What are your favourite approximate calculations?

The famous Drake equation attempts to estimate how many alien civilizations exist in our galaxy that could be detected. Frank Drake originally introduced the equation not as a rigorous calculation but to stimulate discussion: we use it with the same philosophy. The formula gives the number of contactable alien civilizations depending on estimates of parameters such as the rate at which stars form, the fraction of those stars with planets, the proportion of planets capable of developing life, and so on. (The full equation is explained here).

We can perform this calculation accounting for the uncertainty in existing estimates of each parameter. (This calculation is performed in logarithmic space owing to the many orders of magnitude spanned, so the distribution gives the logarithm of the number of civilizations trying to contact us.) In the frame below, Caladis's sliders can be used to find the chance of there being more than one detectable alien civilization: that is, the probability that the equation yields an answer above log(0). One can see that, given our inputs, there is approximately an 11% chance.

Another fun calculation is inspired by the 'BioNumber of the month' website, by Ron Milo at the Weizmann Institute of Science in Rehovot, Israel. It involves estimating the number of free protons (hydrogen ions) in an E. coli cell. We can use some very simple reasoning and available figures from the BioNumbers database to calculate this from experimentally measured estimates of cell acidity (pH) and cell volume. The calculation, shown here, gives a distribution that is quite skewed and runs roughly between 0 and 100 protons. One other thing Caladis shows us is that the largest source of uncertainty in this answer is due to the variance of our estimate of E. coli cell volume. That tells us where we should focus our experimental effort if we want measurements to make the answer more precise.

How are researchers supposed to know the uncertainty distributions associated with what they want to calculate?

Often we are handed error indicators that suggest that a particular form of probability distribution is suitable.

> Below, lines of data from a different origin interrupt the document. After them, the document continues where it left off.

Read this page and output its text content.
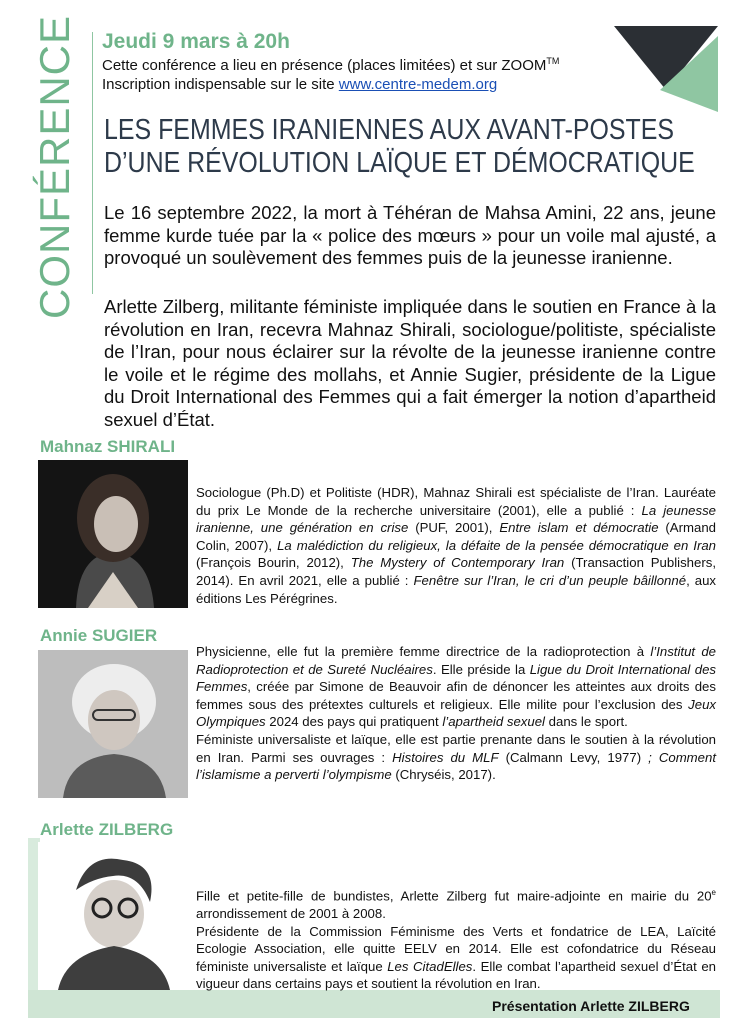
CONFÉRENCE Jeudi 9 mars à 20h
Cette conférence a lieu en présence (places limitées) et sur ZOOM™
Inscription indispensable sur le site www.centre-medem.org
LES FEMMES IRANIENNES AUX AVANT-POSTES
D’UNE RÉVOLUTION LAÏQUE ET DÉMOCRATIQUE
Le 16 septembre 2022, la mort à Téhéran de Mahsa Amini, 22 ans, jeune femme kurde tuée par la « police des mœurs » pour un voile mal ajusté, a provoqué un soulèvement des femmes puis de la jeunesse iranienne.
Arlette Zilberg, militante féministe impliquée dans le soutien en France à la révolution en Iran, recevra Mahnaz Shirali, sociologue/politiste, spécialiste de l’Iran, pour nous éclairer sur la révolte de la jeunesse iranienne contre le voile et le régime des mollahs, et Annie Sugier, présidente de la Ligue du Droit International des Femmes qui a fait émerger la notion d’apartheid sexuel d’État.
Mahnaz SHIRALI
Sociologue (Ph.D) et Politiste (HDR), Mahnaz Shirali est spécialiste de l’Iran. Lauréate du prix Le Monde de la recherche universitaire (2001), elle a publié : La jeunesse iranienne, une génération en crise (PUF, 2001), Entre islam et démocratie (Armand Colin, 2007), La malédiction du religieux, la défaite de la pensée démocratique en Iran (François Bourin, 2012), The Mystery of Contemporary Iran (Transaction Publishers, 2014). En avril 2021, elle a publié : Fenêtre sur l’Iran, le cri d’un peuple bâillonné, aux éditions Les Pérégrines.
Annie SUGIER
Physicienne, elle fut la première femme directrice de la radioprotection à l’Institut de Radioprotection et de Sureté Nucléaires. Elle préside la Ligue du Droit International des Femmes, créée par Simone de Beauvoir afin de dénoncer les atteintes aux droits des femmes sous des prétextes culturels et religieux. Elle milite pour l’exclusion des Jeux Olympiques 2024 des pays qui pratiquent l’apartheid sexuel dans le sport.
Féministe universaliste et laïque, elle est partie prenante dans le soutien à la révolution en Iran. Parmi ses ouvrages : Histoires du MLF (Calmann Levy, 1977) ; Comment l’islamisme a perverti l’olympisme (Chryséis, 2017).
Arlette ZILBERG
Fille et petite-fille de bundistes, Arlette Zilberg fut maire-adjointe en mairie du 20e arrondissement de 2001 à 2008.
Présidente de la Commission Féminisme des Verts et fondatrice de LEA, Laïcité Ecologie Association, elle quitte EELV en 2014. Elle est cofondatrice du Réseau féministe universaliste et laïque Les CitadElles. Elle combat l’apartheid sexuel d’État en vigueur dans certains pays et soutient la révolution en Iran.
Présentation Arlette ZILBERG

For example, the quantity 10 ± 3 is probably a normal (bell-curve) distribution centred on 10 with standard deviation 3. The range 7–13 is probably a uniform distribution. But sometimes intuition might be enough to guess a typical value and extremes that are unlikely to be reached. We view Caladis as a means of stimulating debate: people might disagree over the choice of distribution ranges and so run their own calculations to see whether it makes much difference, or use established sources of ambiguity as motivation to perfom experiments.